I find that $\pi_1(X^1)$, the 1-skeleton, is $\mathbb{Z}*\mathbb{Z}*\mathbb{Z}$. The attaching 2-cells give three relations, and they simplify $\pi_1(X^1)/N$ into
$$\pi_1(X,A)=\{\alpha, \beta\mid \alpha \beta\bar \alpha \bar \beta=0, \ \beta \bar \alpha \beta \bar \alpha=0. \}$$
It is not the quaternion group since we can see that $\alpha^n$ cannot be simplified, thus the group is not finite. I think something is wrong about my
computation. Can someone kindly helps?
Best Answer
Let's first draw a picture of the cube with its identifications:
$\hskip1.75in$
Edges with the same label are identified according to their direction, vertices with the same symbol are identified, and opposite faces are also identified.
First, note that $\pi_1(X^1) = \mathbf{Z} * \mathbf{Z} * \mathbf{Z}$, with generators $ab^{-1}, ac^{-1}, ad^{-1}$, say. To calculate the fundamental group, then, we consider what relations attaching 2-cells gives to our generators: $$\pi_1(X) = \frac{\langle ab^{-1},ac^{-1},ad^{-1} \rangle}{\langle bc^{-1}ad^{-1},ba^{-1}dc^{-1},ac^{-1}db^{-1}\rangle}$$ where the relations come from attaching the top, front, and right faces, respectively. Now let $i = ab^{-1}$, $j = ac^{-1}$, $k = ad^{-1}$; we then have a presentation $$\pi_1(X) = \frac{\langle i,j,k \rangle}{\langle i^{-1}jk,i^{-1}k^{-1}j,jk^{-1}i\rangle}$$ which we can rewrite as $$\pi_1(X) = \langle i,j,k \mid i = jk,\ j=ki,\ ij = k\rangle$$ We claim this is a presentation for the quaternion group.
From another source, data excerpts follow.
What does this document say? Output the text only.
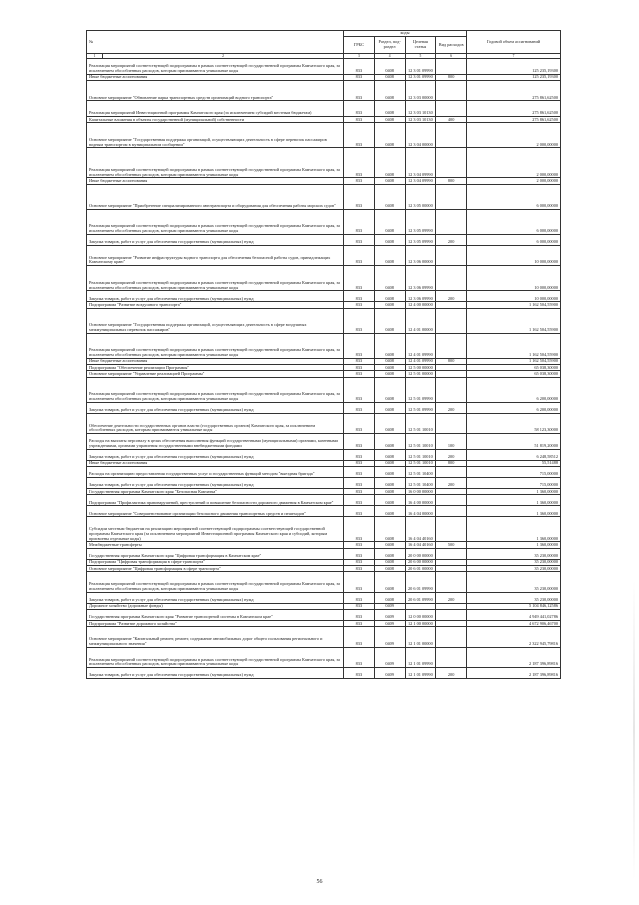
№	коды				Годовой объем ассигнований
	ГРБС	Раздел, под-раздел	Целевая статья	Вид расходов	

1 2	3	4	5	6	7
Реализация мероприятий соответствующей подпрограммы в рамках соответствующей государственной программы Камчатского края, за исключением обособленных расходов, которым присваиваются уникальные коды	833	0408	12 3 01 09990		125 235,19300
Иные бюджетные ассигнования	833	0408	12 3 01 09990	800	125 235,19300
Основное мероприятие "Обновление парка транспортных средств организаций водного транспорта"	833	0408	12 3 03 00000		275 861,62500
Реализация мероприятий Инвестиционной программы Камчатского края (за исключением субсидий местным бюджетам)	833	0408	12 3 03 10130		275 861,62500
Капитальные вложения в объекты государственной (муниципальной) собственности	833	0408	12 3 03 10130	400	275 861,62500
Основное мероприятие "Государственная поддержка организаций, осуществляющих деятельность в сфере перевозок пассажиров водным транспортом в муниципальном сообщении"	833	0408	12 3 04 00000		2 000,00000
Реализация мероприятий соответствующей подпрограммы в рамках соответствующей государственной программы Камчатского края, за исключением обособленных расходов, которым присваиваются уникальные коды	833	0408	12 3 04 09990		2 000,00000
Иные бюджетные ассигнования	833	0408	12 3 04 09990	800	2 000,00000
Основное мероприятие "Приобретение специализированного автотранспорта и оборудования для обеспечения работы морских судов"	833	0408	12 3 05 00000		6 000,00000
Реализация мероприятий соответствующей подпрограммы в рамках соответствующей государственной программы Камчатского края, за исключением обособленных расходов, которым присваиваются уникальные коды	833	0408	12 3 05 09990		6 000,00000
Закупка товаров, работ и услуг для обеспечения государственных (муниципальных) нужд	833	0408	12 3 05 09990	200	6 000,00000
Основное мероприятие "Развитие инфраструктуры водного транспорта для обеспечения безопасной работы судов, принадлежащих Камчатскому краю"	833	0408	12 3 06 00000		10 000,00000
Реализация мероприятий соответствующей подпрограммы в рамках соответствующей государственной программы Камчатского края, за исключением обособленных расходов, которым присваиваются уникальные коды	833	0408	12 3 06 09990		10 000,00000
Закупка товаров, работ и услуг для обеспечения государственных (муниципальных) нужд	833	0408	12 3 06 09990	200	10 000,00000
Подпрограмма "Развитие воздушного транспорта"	833	0408	12 4 00 00000		1 162 504,55900
Основное мероприятие "Государственная поддержка организаций, осуществляющих деятельность в сфере воздушных межмуниципальных перевозок пассажиров"	833	0408	12 4 01 00000		1 162 504,55900
Реализация мероприятий соответствующей подпрограммы в рамках соответствующей государственной программы Камчатского края, за исключением обособленных расходов, которым присваиваются уникальные коды	833	0408	12 4 01 09990		1 162 504,55900
Иные бюджетные ассигнования	833	0408	12 4 01 09990	800	1 162 504,55900
Подпрограмма "Обеспечение реализации Программы"	833	0408	12 5 00 00000		65 038,30000
Основное мероприятие "Управление реализацией Программы"	833	0408	12 5 01 00000		65 038,30000
Реализация мероприятий соответствующей подпрограммы в рамках соответствующей государственной программы Камчатского края, за исключением обособленных расходов, которым присваиваются уникальные коды	833	0408	12 5 01 09990		6 200,00000
Закупка товаров, работ и услуг для обеспечения государственных (муниципальных) нужд	833	0408	12 5 01 09990	200	6 200,00000
Обеспечение деятельности государственных органов власти (государственных органов) Камчатского края, за исключением обособленных расходов, которым присваиваются уникальные коды	833	0408	12 5 01 10010		58 123,30000
Расходы на выплаты персоналу в целях обеспечения выполнения функций государственными (муниципальными) органами, казенными учреждениями, органами управления государственными внебюджетными фондами	833	0408	12 5 01 10010	100	51 819,20000
Закупка товаров, работ и услуг для обеспечения государственных (муниципальных) нужд	833	0408	12 5 01 10010	200	6 248,58512
Иные бюджетные ассигнования	833	0408	12 5 01 10010	800	55,51488
Расходы на организацию предоставления государственных услуг и государственных функций методом "выездная бригада"	833	0408	12 5 01 10400		715,00000
Закупка товаров, работ и услуг для обеспечения государственных (муниципальных) нужд	833	0408	12 5 01 10400	200	715,00000
Государственная программа Камчатского края "Безопасная Камчатка"	833	0408	16 0 00 00000		1 360,00000
Подпрограмма "Профилактика правонарушений, преступлений и повышение безопасности дорожного движения в Камчатском крае"	833	0408	16 4 00 00000		1 360,00000
Основное мероприятие "Совершенствование организации безопасного движения транспортных средств и пешеходов"	833	0408	16 4 04 00000		1 360,00000
Субсидии местным бюджетам на реализацию мероприятий соответствующей подпрограммы соответствующей государственной программы Камчатского края (за исключением мероприятий Инвестиционной программы Камчатского края и субсидий, которым присвоены отдельные коды)	833	0408	16 4 04 40160		1 360,00000
Межбюджетные трансферты	833	0408	16 4 04 40160	500	1 360,00000
Государственная программа Камчатского края "Цифровая трансформация в Камчатском крае"	833	0408	20 0 00 00000		35 230,00000
Подпрограмма "Цифровая трансформация в сфере транспорта"	833	0408	20 6 00 00000		35 230,00000
Основное мероприятие "Цифровая трансформация в сфере транспорта"	833	0408	20 6 01 00000		35 230,00000
Реализация мероприятий соответствующей подпрограммы в рамках соответствующей государственной программы Камчатского края, за исключением обособленных расходов, которым присваиваются уникальные коды	833	0408	20 6 01 09990		35 230,00000
Закупка товаров, работ и услуг для обеспечения государственных (муниципальных) нужд	833	0408	20 6 01 09990	200	35 230,00000
Дорожное хозяйство (дорожные фонды)	833	0409			5 104 846,12586
Государственная программа Камчатского края "Развитие транспортной системы в Камчатском крае"	833	0409	12 0 00 00000		4 949 441,02786
Подпрограмма "Развитие дорожного хозяйства"	833	0409	12 1 00 00000		4 672 906,46700
Основное мероприятие "Капитальный ремонт, ремонт, содержание автомобильных дорог общего пользования регионального и межмуниципального значения"	833	0409	12 1 01 00000		2 322 945,79816
Реализация мероприятий соответствующей подпрограммы в рамках соответствующей государственной программы Камчатского края, за исключением обособленных расходов, которым присваиваются уникальные коды	833	0409	12 1 01 09990		2 187 396,89816
Закупка товаров, работ и услуг для обеспечения государственных (муниципальных) нужд	833	0409	12 1 01 09990	200	2 187 396,89816
56
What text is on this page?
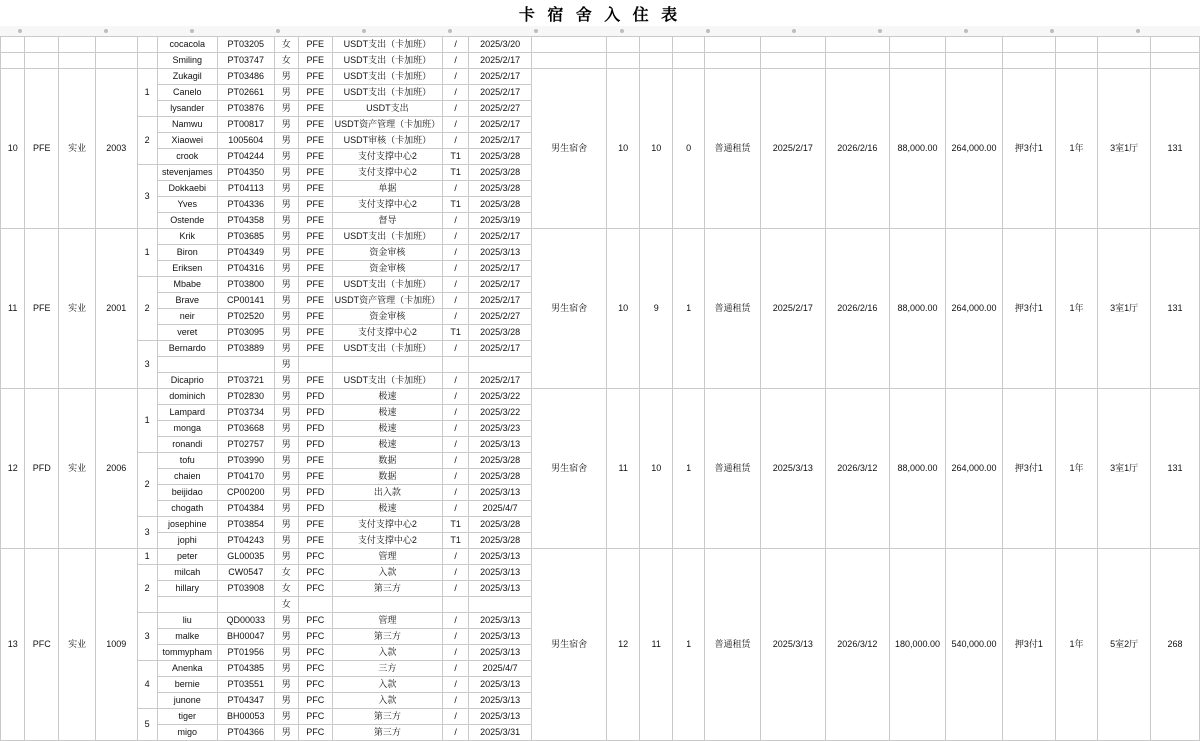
卡 宿 舍 入 住 表
					cocacola	PT03205	女	PFE	USDT支出（卡加班）	/	2025/3/20													
					Smiling	PT03747	女	PFE	USDT支出（卡加班）	/	2025/2/17													
10	PFE	实业	2003	1	Zukagil	PT03486	男	PFE	USDT支出（卡加班）	/	2025/2/17	男生宿舍	10	10	0	普通租赁	2025/2/17	2026/2/16	88,000.00	264,000.00	押3付1	1年	3室1厅	131
					Canelo	PT02661	男	PFE	USDT支出（卡加班）	/	2025/2/17													
					lysander	PT03876	男	PFE	USDT支出	/	2025/2/27													
				2	Namwu	PT00817	男	PFE	USDT资产管理（卡加班）	/	2025/2/17													
					Xiaowei	1005604	男	PFE	USDT审核（卡加班）	/	2025/2/17													
					crook	PT04244	男	PFE	支付支撑中心2	T1	2025/3/28													
				3	stevenjames	PT04350	男	PFE	支付支撑中心2	T1	2025/3/28													
					Dokkaebi	PT04113	男	PFE	单据	/	2025/3/28													
					Yves	PT04336	男	PFE	支付支撑中心2	T1	2025/3/28													
					Ostende	PT04358	男	PFE	督导	/	2025/3/19													
11	PFE	实业	2001	1	Krik	PT03685	男	PFE	USDT支出（卡加班）	/	2025/2/17	男生宿舍	10	9	1	普通租赁	2025/2/17	2026/2/16	88,000.00	264,000.00	押3付1	1年	3室1厅	131
					Biron	PT04349	男	PFE	资金审核	/	2025/3/13													
					Eriksen	PT04316	男	PFE	资金审核	/	2025/2/17													
				2	Mbabe	PT03800	男	PFE	USDT支出（卡加班）	/	2025/2/17													
					Brave	CP00141	男	PFE	USDT资产管理（卡加班）	/	2025/2/17													
					neir	PT02520	男	PFE	资金审核	/	2025/2/27													
					veret	PT03095	男	PFE	支付支撑中心2	T1	2025/3/28													
				3	Bernardo	PT03889	男	PFE	USDT支出（卡加班）	/	2025/2/17													
							男																	
					Dicaprio	PT03721	男	PFE	USDT支出（卡加班）	/	2025/2/17													
12	PFD	实业	2006	1	dominich	PT02830	男	PFD	极速	/	2025/3/22	男生宿舍	11	10	1	普通租赁	2025/3/13	2026/3/12	88,000.00	264,000.00	押3付1	1年	3室1厅	131
					Lampard	PT03734	男	PFD	极速	/	2025/3/22													
					monga	PT03668	男	PFD	极速	/	2025/3/23													
					ronandi	PT02757	男	PFD	极速	/	2025/3/13													
				2	tofu	PT03990	男	PFE	数据	/	2025/3/28													
					chaien	PT04170	男	PFE	数据	/	2025/3/28													
					beijidao	CP00200	男	PFD	出入款	/	2025/3/13													
					chogath	PT04384	男	PFD	极速	/	2025/4/7													
				3	josephine	PT03854	男	PFE	支付支撑中心2	T1	2025/3/28													
					jophi	PT04243	男	PFE	支付支撑中心2	T1	2025/3/28													
13	PFC	实业	1009	1	peter	GL00035	男	PFC	管理	/	2025/3/13	男生宿舍	12	11	1	普通租赁	2025/3/13	2026/3/12	180,000.00	540,000.00	押3付1	1年	5室2厅	268
				2	milcah	CW0547	女	PFC	入款	/	2025/3/13													
					hillary	PT03908	女	PFC	第三方	/	2025/3/13													
							女																	
				3	liu	QD00033	男	PFC	管理	/	2025/3/13													
					malke	BH00047	男	PFC	第三方	/	2025/3/13													
					tommypham	PT01956	男	PFC	入款	/	2025/3/13													
				4	Anenka	PT04385	男	PFC	三方	/	2025/4/7													
					bernie	PT03551	男	PFC	入款	/	2025/3/13													
					junone	PT04347	男	PFC	入款	/	2025/3/13													
				5	tiger	BH00053	男	PFC	第三方	/	2025/3/13													
					migo	PT04366	男	PFC	第三方	/	2025/3/31													
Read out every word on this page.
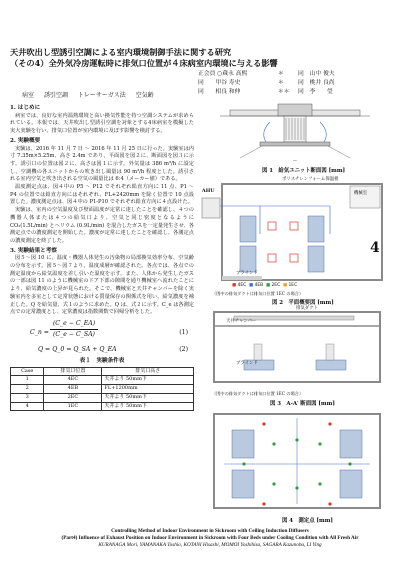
天井吹出し型誘引空調による室内環境制御手法に関する研究
（その4）全外気冷房運転時に排気口位置が４床病室内環境に与える影響
正会員 ○蔵永 高熙	＊	同　山中 俊夫
同　　 甲谷 寿史	＊	同　桃井 良尚
同　　 相良 和伸	＊＊	同　李　　瑩
病室 誘引空調 トレーサーガス法 空気齢
1. はじめに
病室では、良好な室内温熱環境と高い換気性能を持つ空調システムが求められている。本報では、天井吹出し型誘引空調を対象とする4床病室を模擬した実大実験を行い、排気口位置が室内環境に及ぼす影響を検討する。
2. 実験概要
実験は、2016 年 11 月 7 日 ～ 2016 年 11 月 25 日に行った。実験室は内寸 7.35m×5.25m、高さ 2.4m であり、平面図を図２に、断面図を図３に示す。誘引口の位置は図２に、高さは図１に示す。外気量は 386 m³/h に設定し、空調機の各ユニットからの吹き出し風量は 90 m³/h 程度とした。誘引される室内空気と吹き出される空気の風量比は 6:4（メーカー値）である。
温度測定点は、図４中の P5 ～ P12 でそれぞれ鉛直方向に 11 点、P1 ～ P4 の位置では鉛直方向にはそれぞれ、FL+2420mm を除く位置で 10 点設置した。濃度測定点は、図４中の P1-P10 でそれぞれ鉛直方向に４点設けた。
実験は、室内の空気温度及び壁面温度が定常に達したことを確認し、４つの機器人体または４つの給気口より、空気と同じ密度となるように CO₂(1.5L/min) とヘリウム (0.9L/min) を混合したガスを一定量発生させ、各測定点での濃度測定を開始した。濃度が定常に達したことを確認し、各測定点の濃度測定を終了した。
3. 実験結果と考察
図５～図 10 に、温度・機器人体発生の汚染物の局部換気効率分布、空気齢の分布を示す。図５～図７より、温度成層が確認された。各点では、各点での測定温度から給気温度を差し引いた温度を示す。また、人体から発生したガスの一部は図 11 のように機械室のドア下部の隙間を通り機械室へ流れたことにより、給気濃度の上昇が見られた。そこで、機械室と天井チャンバーを除く実験室内を多室として定常状態における質量保存の関係式を用い、給気濃度を補正した。Q を給気量、式１のように求めた。Q は、式２に示す。C_e は各測定点での定常濃度とし、定常濃度は指数関数で回帰分析をした。
C_n = $\frac{(C\_e - C\_EA)}{(C\_e - C\_SA)}$	(1)
Q = Q_0 = Q_SA + Q_EA	(2)
表１　実験条件表
Case	排気口位置	排気口高さ
1	4EC	天井より 50mm下
2	4EB	FL+1200mm
3	2EC	天井より 50mm下
4	1EC	天井より 50mm下
—
図 1　給気ユニット断面図 [mm]
AHU
ポリスチレンフォーム保温板
機械室
ブラインド
4
■ 4EC ■ 4EB ■ 2EC ■ 1EC
（図中の排気ダクトは排気口位置 1EC の場合）
図 2　平面概要図 [mm]
排気ダクト
天井チャンバー
ブラインド
（図中の排気ダクトは排気口位置 1EC の場合）
図 3　A-A′ 断面図 [mm]
図 4　測定点 [mm]
Controlling Method of Indoor Environment in Sickroom with Ceiling Induction Diffusers
(Part4) Influence of Exhaust Position on Indoor Environment in Sickroom with Four Beds under Cooling Condition with All Fresh Air
KURANAGA Mori, YAMANAKA Toshio, KOTANI Hisashi, MOMOI Yoshihisa, SAGARA Kazunobu, LI Ying
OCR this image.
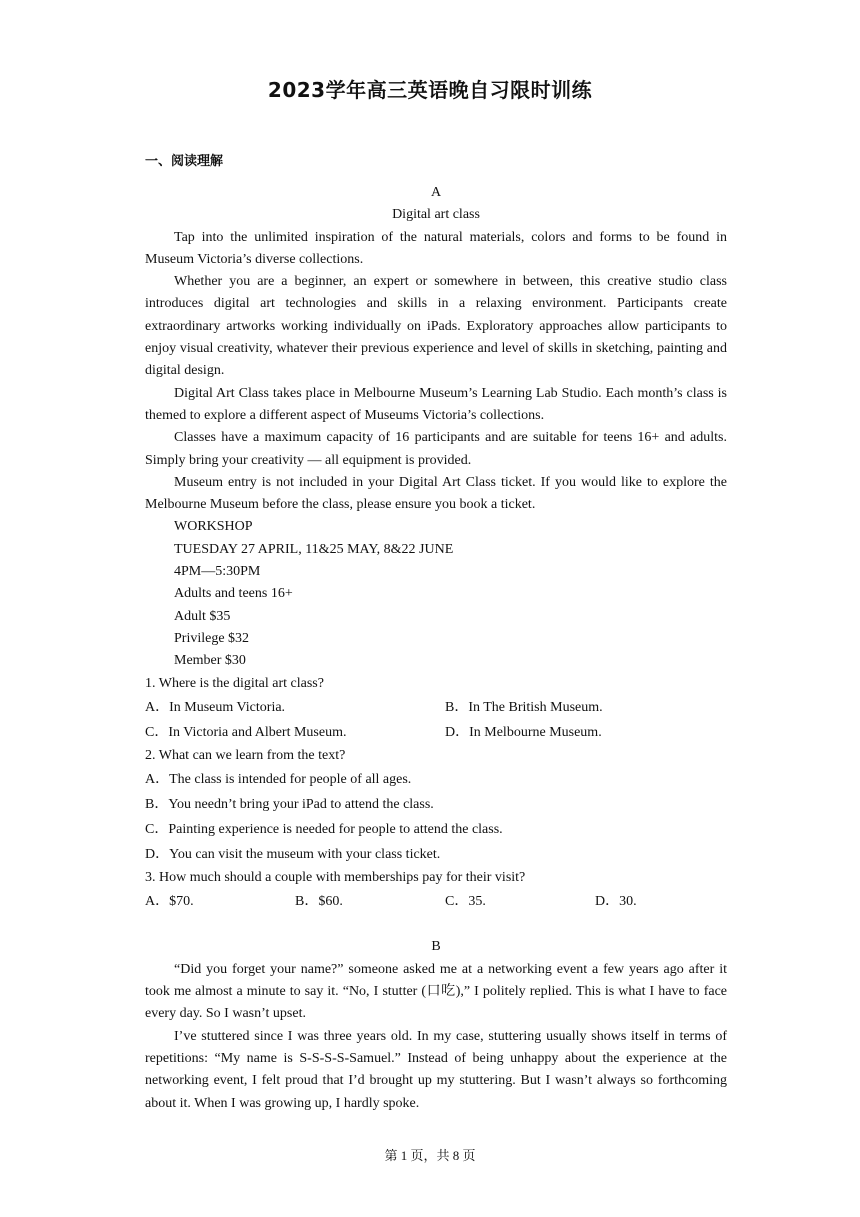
2023学年高三英语晚自习限时训练
一、阅读理解
A
Digital art class

Tap into the unlimited inspiration of the natural materials, colors and forms to be found in Museum Victoria’s diverse collections.

Whether you are a beginner, an expert or somewhere in between, this creative studio class introduces digital art technologies and skills in a relaxing environment. Participants create extraordinary artworks working individually on iPads. Exploratory approaches allow participants to enjoy visual creativity, whatever their previous experience and level of skills in sketching, painting and digital design.

Digital Art Class takes place in Melbourne Museum’s Learning Lab Studio. Each month’s class is themed to explore a different aspect of Museums Victoria’s collections.

Classes have a maximum capacity of 16 participants and are suitable for teens 16+ and adults. Simply bring your creativity — all equipment is provided.

Museum entry is not included in your Digital Art Class ticket. If you would like to explore the Melbourne Museum before the class, please ensure you book a ticket.

WORKSHOP

TUESDAY 27 APRIL, 11&25 MAY, 8&22 JUNE

4PM—5:30PM

Adults and teens 16+

Adult $35

Privilege $32

Member $30

1. Where is the digital art class?

A．In Museum Victoria.	B．In The British Museum.
C．In Victoria and Albert Museum.	D．In Melbourne Museum.

2. What can we learn from the text?

A．The class is intended for people of all ages.

B．You needn’t bring your iPad to attend the class.

C．Painting experience is needed for people to attend the class.

D．You can visit the museum with your class ticket.

3. How much should a couple with memberships pay for their visit?

A．$70.	B．$60.	C．35.	D．30.
B

“Did you forget your name?” someone asked me at a networking event a few years ago after it took me almost a minute to say it. “No, I stutter (口吃),” I politely replied. This is what I have to face every day. So I wasn’t upset.

I’ve stuttered since I was three years old. In my case, stuttering usually shows itself in terms of repetitions: “My name is S-S-S-S-Samuel.” Instead of being unhappy about the experience at the networking event, I felt proud that I’d brought up my stuttering. But I wasn’t always so forthcoming about it. When I was growing up, I hardly spoke.

第 1 页，共 8 页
Multiplying $i = jk$ by $i$ and $ij = k$ by $k$, we get $i^2 = k^2 = ijk$. The middle relation says $j = ki = kjk$, and multiplying this by $j$ we obtain $j^2 = jkjk = ijk$. Since this process is reversible, our presentation is equivalent to $$\pi_1(X) = \langle i,j,k \mid i^2 = k^2 = j^2 = ijk \rangle$$ which is the presentation for the quaternion group listed on the Group Properties Wiki, for example.